В качестве меры коллективного противостояния намерениям Гитлера на встрече шел разговор об образовании Восточного пакта. Результатом переговоров стало подписание совместного коммюнике. И хотя в нем указывалось на отсутствие противоречий и заинтересованность обеих стран в стремлении по укреплению европейской безопасности, как оказалось впоследствии, дальше этого Лондон не пошел.
И все-таки эта встреча не оказалась безрезультатной. В апреле в Париже В. Потемкин и П. Лаваль подписали советско-французский договор о взаимопомощи в случае нападения. 16 мая аналогичный по содержанию договор с Чехословакией был подписан в Праге.
В условиях подготовки оборонительного договора раскрытие заговора, в котором были замешаны фигуры в Красной Армии во главе с секретарем ЦИК, могли дискредитировать Советское правительство и самого Сталина. Поэтому «Кремлевское дело», начатое как формальный предлог для разработки иного дела – «Клубок», было срочно свернуто. Сталин решил, что о сути его истинной подоплеки не должен знать никто».
Итак, убийство зиновьевцами Кирова, с точки зрения политических последствий, не принесло оппозиции реальной пользы. Однако это не означало, что заговорщики прекращали свою деятельность. На процессе антисоветского троцкистского центра, состоявшемся 23-30 января 1937 года, рассказывая о своем разговоре с Бухариным, состоявшемся уже после покушения на Кирова, Радек показал:
«Мы пришли к убеждению, что это убийство не дало тех результатов, которых от него могли ждать организаторы убийства. Оно не оправдало себя, не было ударом по ЦК, не вызвало сочувствия в народных массах, как рассчитывали троцкисты-зиновьевцы, а наоборот, дало объединение народных масс вокруг ЦК... Мы уже тогда сказали себе: или этот акт, как результат тактики единичного террора, требует окончания террористических акций, или он требует идти вперед к групповому террористическому акту.
Бухарин мне сообщил, что у них в центре многие думают, что было бы легкомыслием и малодушием на основе результатов убийства Кирова отказываться вообще от террора, что, наоборот, нужно перейти к планомерной, продуманной, серьезной борьбе, от партизанщины – к плановому террору. По этому вопросу я говорил в июле 1935 года и с Бухариным, и с Пятаковым, и с Сокольниковым.
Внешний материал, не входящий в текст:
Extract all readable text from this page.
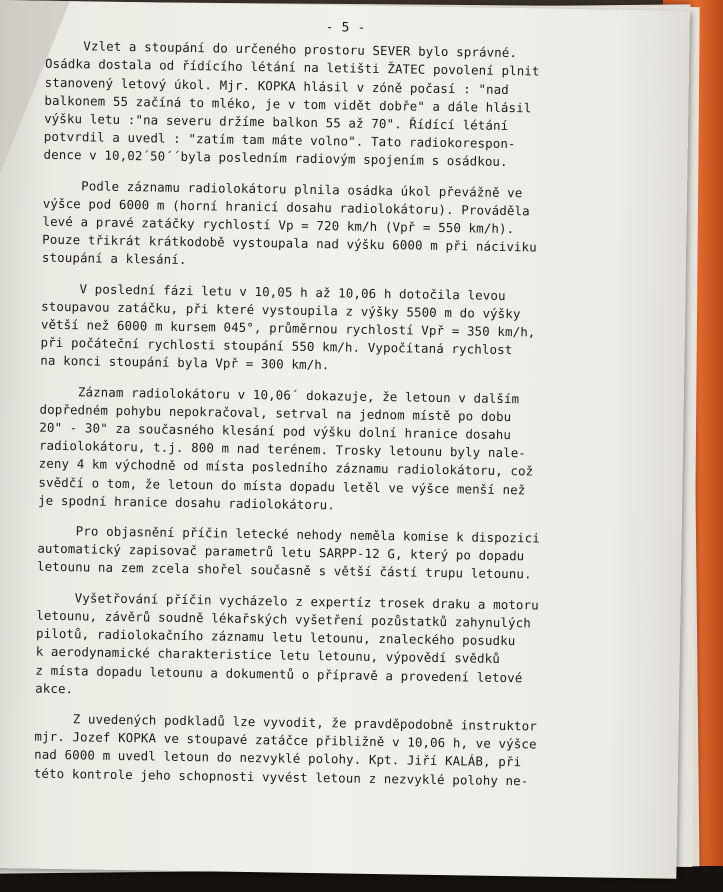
- 5 -

Vzlet a stoupání do určeného prostoru SEVER bylo správné.
Osádka dostala od řídícího létání na letišti ŽATEC povolení plnit
stanovený letový úkol. Mjr. KOPKA hlásil v zóně počasí : "nad
balkonem 55 začíná to mléko, je v tom vidět dobře" a dále hlásil
výšku letu :"na severu držíme balkon 55 až 70". Řídící létání
potvrdil a uvedl : "zatím tam máte volno". Tato radiokorespon-
dence v 10,02´50´´byla posledním radiovým spojením s osádkou.

Podle záznamu radiolokátoru plnila osádka úkol převážně ve
výšce pod 6000 m (horní hranicí dosahu radiolokátoru). Prováděla
levé a pravé zatáčky rychlostí Vp = 720 km/h (Vpř = 550 km/h).
Pouze třikrát krátkodobě vystoupala nad výšku 6000 m při náciviku
stoupání a klesání.

V poslední fázi letu v 10,05 h až 10,06 h dotočila levou
stoupavou zatáčku, při které vystoupila z výšky 5500 m do výšky
větší než 6000 m kursem 045°, průměrnou rychlostí Vpř = 350 km/h,
při počáteční rychlosti stoupání 550 km/h. Vypočítaná rychlost
na konci stoupání byla Vpř = 300 km/h.

Záznam radiolokátoru v 10,06´ dokazuje, že letoun v dalším
dopředném pohybu nepokračoval, setrval na jednom místě po dobu
20" - 30" za současného klesání pod výšku dolní hranice dosahu
radiolokátoru, t.j. 800 m nad terénem. Trosky letounu byly nale-
zeny 4 km východně od místa posledního záznamu radiolokátoru, což
svědčí o tom, že letoun do místa dopadu letěl ve výšce menší než
je spodní hranice dosahu radiolokátoru.

Pro objasnění příčin letecké nehody neměla komise k dispozici
automatický zapisovač parametrů letu SARPP-12 G, který po dopadu
letounu na zem zcela shořel současně s větší částí trupu letounu.

Vyšetřování příčin vycházelo z expertíz trosek draku a motoru
letounu, závěrů soudně lékařských vyšetření pozůstatků zahynulých
pilotů, radiolokačního záznamu letu letounu, znaleckého posudku
k aerodynamické charakteristice letu letounu, výpovědí svědků
z místa dopadu letounu a dokumentů o přípravě a provedení letové
akce.

Z uvedených podkladů lze vyvodit, že pravděpodobně instruktor
mjr. Jozef KOPKA ve stoupavé zatáčce přibližně v 10,06 h, ve výšce
nad 6000 m uvedl letoun do nezvyklé polohy. Kpt. Jiří KALÁB, při
této kontrole jeho schopnosti vyvést letoun z nezvyklé polohy ne-
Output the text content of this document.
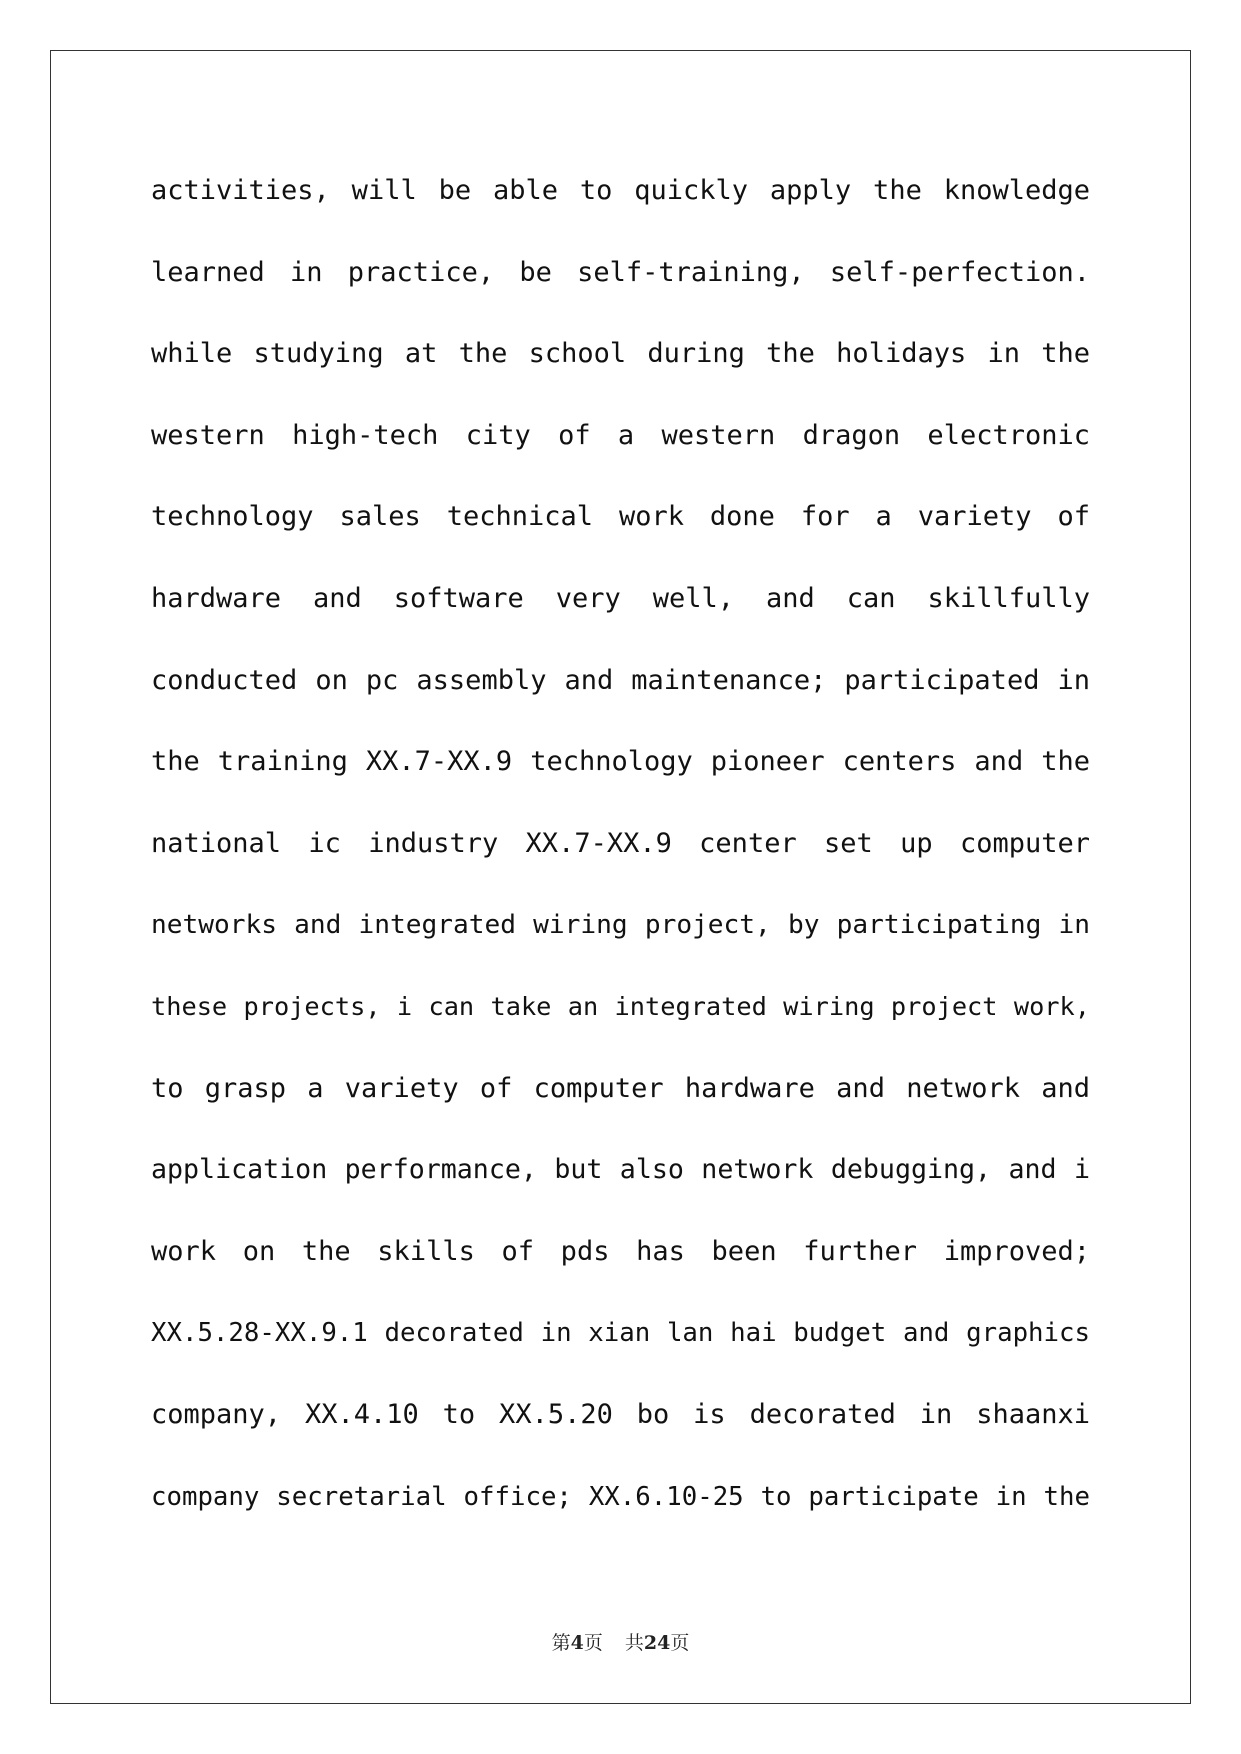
activities, will be able to quickly apply the knowledge
learned in practice, be self-training, self-perfection.
while studying at the school during the holidays in the
western high-tech city of a western dragon electronic
technology sales technical work done for a variety of
hardware and software very well, and can skillfully
conducted on pc assembly and maintenance; participated in
the training XX.7-XX.9 technology pioneer centers and the
national ic industry XX.7-XX.9 center set up computer
networks and integrated wiring project, by participating in
these projects, i can take an integrated wiring project work,
to grasp a variety of computer hardware and network and
application performance, but also network debugging, and i
work on the skills of pds has been further improved;
XX.5.28-XX.9.1 decorated in xian lan hai budget and graphics
company, XX.4.10 to XX.5.20 bo is decorated in shaanxi
company secretarial office; XX.6.10-25 to participate in the
第4页 共24页
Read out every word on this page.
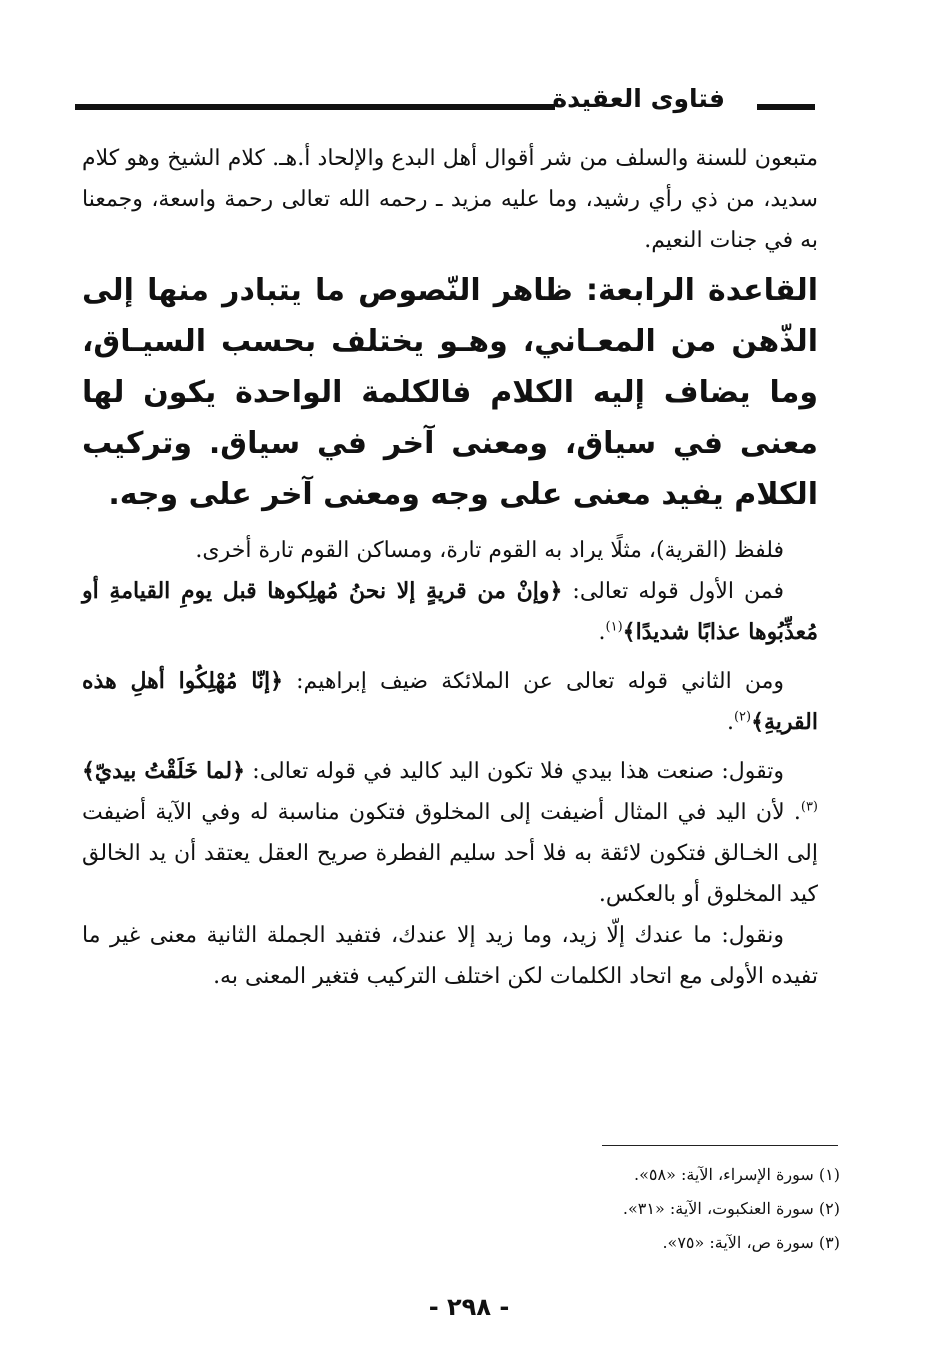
فتاوى العقيدة

متبعون للسنة والسلف من شر أقوال أهل البدع والإلحاد أ.هـ. كلام الشيخ وهو كلام سديد، من ذي رأي رشيد، وما عليه مزيد ـ رحمه الله تعالى رحمة واسعة، وجمعنا به في جنات النعيم.

القاعدة الرابعة: ظاهر النّصوص ما يتبادر منها إلى الذّهن من المعـاني، وهـو يختلف بحسب السيـاق، وما يضاف إليه الكلام فالكلمة الواحدة يكون لها معنى في سياق، ومعنى آخر في سياق. وتركيب الكلام يفيد معنى على وجه ومعنى آخر على وجه.

فلفظ (القرية)، مثلًا يراد به القوم تارة، ومساكن القوم تارة أخرى.

فمن الأول قوله تعالى: ﴿وإنْ من قريةٍ إلا نحنُ مُهلِكوها قبل يومِ القيامةِ أو مُعذِّبُوها عذابًا شديدًا﴾$^{(١)}$.

ومن الثاني قوله تعالى عن الملائكة ضيف إبراهيم: ﴿إنّا مُهْلِكُوا أهلِ هذه القريةِ﴾$^{(٢)}$.

وتقول: صنعت هذا بيدي فلا تكون اليد كاليد في قوله تعالى: ﴿لما خَلَقْتُ بيديّ﴾$^{(٣)}$. لأن اليد في المثال أضيفت إلى المخلوق فتكون مناسبة له وفي الآية أضيفت إلى الخـالق فتكون لائقة به فلا أحد سليم الفطرة صريح العقل يعتقد أن يد الخالق كيد المخلوق أو بالعكس.

ونقول: ما عندك إلّا زيد، وما زيد إلا عندك، فتفيد الجملة الثانية معنى غير ما تفيده الأولى مع اتحاد الكلمات لكن اختلف التركيب فتغير المعنى به.

(١) سورة الإسراء، الآية: «٥٨».
(٢) سورة العنكبوت، الآية: «٣١».
(٣) سورة ص، الآية: «٧٥».
- ٢٩٨ -
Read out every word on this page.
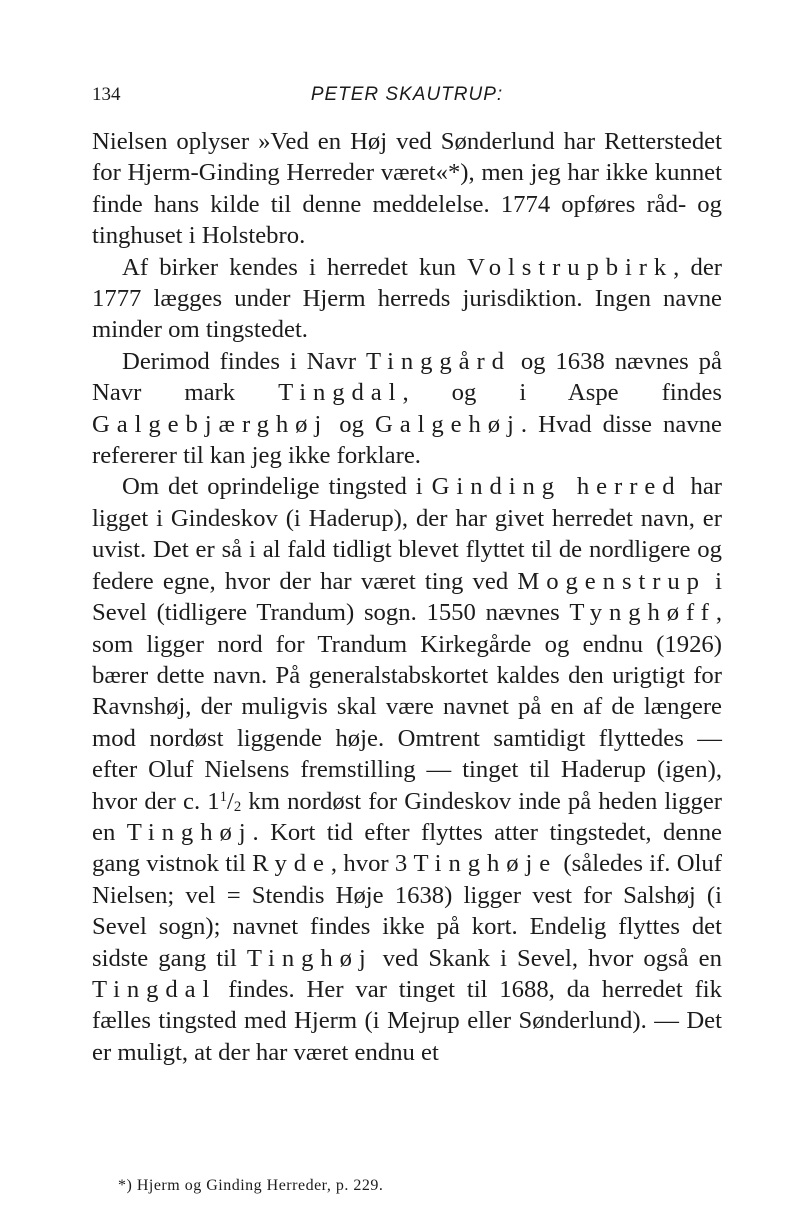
134	PETER SKAUTRUP:

Nielsen oplyser »Ved en Høj ved Sønderlund har Retterstedet for Hjerm-Ginding Herreder været«*), men jeg har ikke kunnet finde hans kilde til denne meddelelse. 1774 opføres råd- og tinghuset i Holstebro.

Af birker kendes i herredet kun Volstrupbirk, der 1777 lægges under Hjerm herreds jurisdiktion. Ingen navne minder om tingstedet.

Derimod findes i Navr Tinggård og 1638 nævnes på Navr mark Tingdal, og i Aspe findes Galgebjærghøj og Galgehøj. Hvad disse navne refererer til kan jeg ikke forklare.

Om det oprindelige tingsted i Ginding herred har ligget i Gindeskov (i Haderup), der har givet herredet navn, er uvist. Det er så i al fald tidligt blevet flyttet til de nordligere og federe egne, hvor der har været ting ved Mogenstrup i Sevel (tidligere Trandum) sogn. 1550 nævnes Tynghøff, som ligger nord for Trandum Kirkegårde og endnu (1926) bærer dette navn. På generalstabskortet kaldes den urigtigt for Ravnshøj, der muligvis skal være navnet på en af de længere mod nordøst liggende høje. Omtrent samtidigt flyttedes — efter Oluf Nielsens fremstilling — tinget til Haderup (igen), hvor der c. $1^1/_2$ km nordøst for Gindeskov inde på heden ligger en Tinghøj. Kort tid efter flyttes atter tingstedet, denne gang vistnok til Ryde, hvor 3 Tinghøje (således if. Oluf Nielsen; vel = Stendis Høje 1638) ligger vest for Salshøj (i Sevel sogn); navnet findes ikke på kort. Endelig flyttes det sidste gang til Tinghøj ved Skank i Sevel, hvor også en Tingdal findes. Her var tinget til 1688, da herredet fik fælles tingsted med Hjerm (i Mejrup eller Sønderlund). — Det er muligt, at der har været endnu et

*) Hjerm og Ginding Herreder, p. 229.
Вышинский: Вы стояли за первую или за вторую систему террористической борьбы?
Радек: Я стоял за старую систему до момента, когда пришел к убеждению, что эта борьба есть партизанщина. Поэтому я стоял за планомерную террористическую борьбу.
Вышинский: Придя к заключению о том, что необходимо перейти к групповому террору, вы приняли какие-либо меры к тому, чтобы эту борьбу организовать?
Радек: Принял. Поставил в июле 1935 года сначала перед Пятаковым, а после в разговоре с Сокольниковым вопрос: мы продолжаем борьбу или ликвидируем ее?
Вышинский: Каков был ответ?
Радек: Ответ был: «Продолжаем». Тогда мы решили покончить с таким положением, когда никто не несет ответственности за террористическое дело. Мы решили вызвать Дрейцера, которого считали наиболее подходящим для руководства террористическими актами после ареста Мрачковского, с ним выяснить, что полагается делать, и совместно выработать план».
Вызов Дрейцера из Кривого Рога был предпринят еще в начале 1935 года. Радек рассказывал на процессе: «Я написал Дрейцеру письмо в категорической форме, что «к концу февраля, к началу марта, ты должен быть », и получил от него ответ: «Приеду».
Работавший заместителем начальника строительства Криворожского завода еврей Ефим Дрейцер в годы Гражданской войны был комиссаром дивизии, поэтому он имел тесные связи с бывшими сослуживцами. Приблизительно в это же время в Криворожье с Дрейцером встретился и начальник штаба 18-й авиабригады Борис Кузьмичев.
Уже после ареста, 21 августа 1936 года, Кузьмичев писал в письме Ворошилову: «В 1935 году я проездом с Дальнего Востока в Запорожье остановился у Дрейцера – в то время он был членом ВКП(б), носил ордена и являлся замначальника Криворожского строительства. Он по телефону мне сообщил, что у него гостил Туровский, который только что уехал, и что сам Дрейцер тоже через 1-2 дня уезжает, поэтому мне можно будет остановиться у него на квартире. Я так и сделал».